A while ago, I started reading about African and African American dress practices in the nineteenth and early twentieth centuries. And in times without number, I’ve seen evidence of black women as seamstresses, textile artisans, embroiderers, and even in remarkable ways, as fashion icons and innovators. Thankfully, scholars have documented these experiences, allowing us to better understand and appreciate their lives, expertise, and overall contribution to fashion, dress, and material history. In Black History Month, I choose to see the beauty, light, and contributions of these workers who, willingly and unwillingly, shaped black fashion thoughts and practices. African and African diasporic histories are intricately woven together by long transnational relations, and through garments women have told their stories of common grid and resistance better than traditional archives. As we boast of a common ground with deep respect for our cultural heritage, we owe it all to the women before us; the matriarchs who picked the cotton, spun and dyed the yarns, threaded the looms, wove the fabric, and sewed the garments. In most cases both women in Africa and the diaspora worked under unpleasant conditions and they have proven to be our precious gifts.

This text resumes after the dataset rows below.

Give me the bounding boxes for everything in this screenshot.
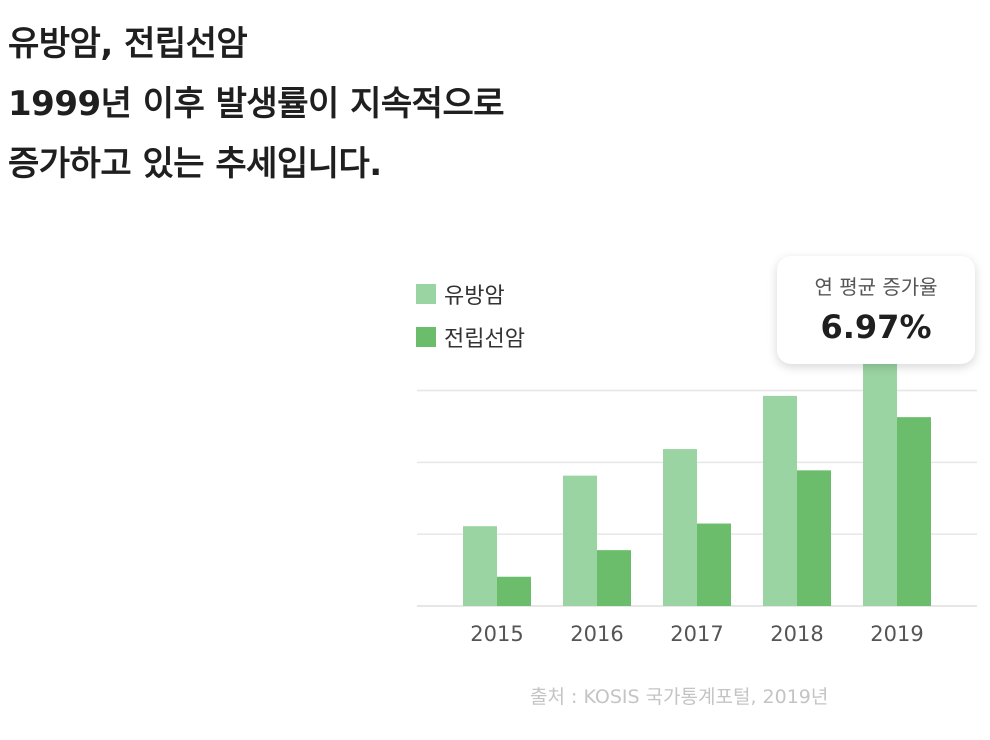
x-tick-label-2017: 2017 (670, 622, 723, 646)
callout-label: 연 평균 증가율 (814, 275, 938, 299)
source-note: 출처 : KOSIS 국가통계포털, 2019년 (530, 686, 829, 708)
x-tick-labels: 2015 2016 2017 2018 2019 (470, 622, 923, 646)
bar-prostate-2016 (597, 550, 631, 606)
bar-prostate-2018 (797, 470, 831, 606)
chart-legend: 유방암 전립선암 (416, 278, 525, 364)
bar-breast-2015 (463, 526, 497, 606)
headline-line-1: 유방암, 전립선암 (8, 24, 248, 64)
legend-item-breast: 유방암 (416, 278, 525, 310)
bar-prostate-2019 (897, 417, 931, 606)
legend-swatch-breast (416, 284, 436, 304)
x-tick-label-2015: 2015 (470, 622, 523, 646)
headline: 유방암, 전립선암 1999년 이후 발생률이 지속적으로 증가하고 있는 추세… (8, 14, 505, 194)
bar-breast-2016 (563, 475, 597, 606)
x-tick-label-2018: 2018 (770, 622, 823, 646)
legend-item-prostate: 전립선암 (416, 321, 525, 353)
bar-breast-2019 (863, 342, 897, 606)
headline-line-2: 1999년 이후 발생률이 지속적으로 (8, 84, 505, 124)
bar-prostate-2017 (697, 523, 731, 606)
growth-rate-callout: 연 평균 증가율 6.97% (777, 256, 975, 364)
legend-label-prostate: 전립선암 (444, 327, 525, 352)
legend-label-breast: 유방암 (444, 284, 505, 309)
x-tick-label-2016: 2016 (570, 622, 623, 646)
bar-breast-2018 (763, 395, 797, 606)
bar-prostate-2015 (497, 576, 531, 606)
bars (463, 342, 931, 606)
callout-value: 6.97% (820, 308, 932, 346)
x-tick-label-2019: 2019 (870, 622, 923, 646)
legend-swatch-prostate (416, 327, 436, 347)
bar-breast-2017 (663, 449, 697, 606)
headline-line-3: 증가하고 있는 추세입니다. (8, 144, 382, 184)
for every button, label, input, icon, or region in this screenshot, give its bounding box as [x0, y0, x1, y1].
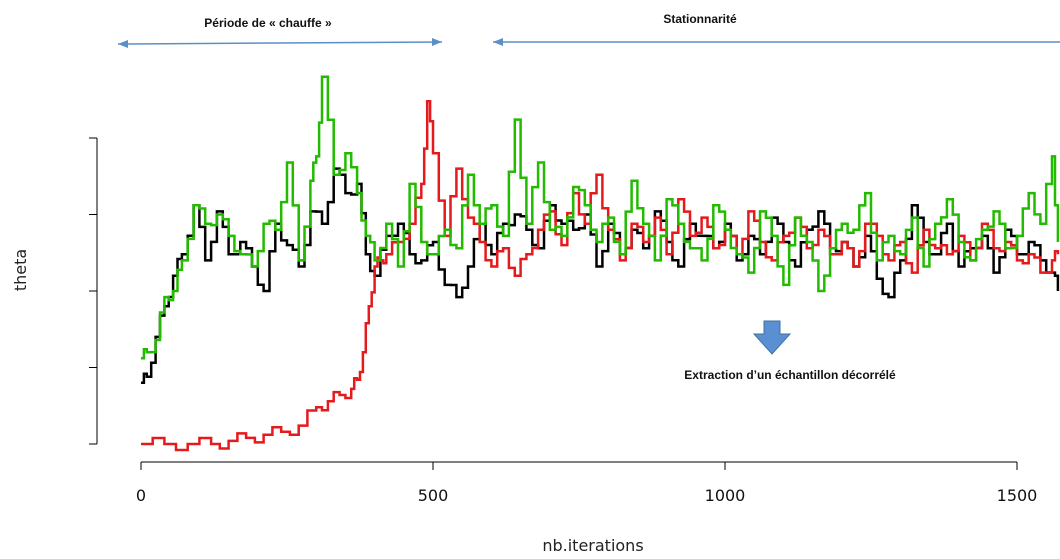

As a researcher and designer, agency comes to me in several ways. And it is through the passion and sense of duty that I have enacted a snippet of these stories with a smock fabric, distressed knitted fabric and embroidery. This creative project is an ode to the gift that gave and keeps giving, the gift that recorded our history in material form, and the gift that takes our history to the masses in unconventional ways. Thank you for keeping our dress practices safe, passing them on to our reach, and shaping our history in the process! To weavers, designers, and other garment workers who continue to provide us with contemporary contexts to hone our historical discussions, thank you for provoking our thoughts. Happy Black History!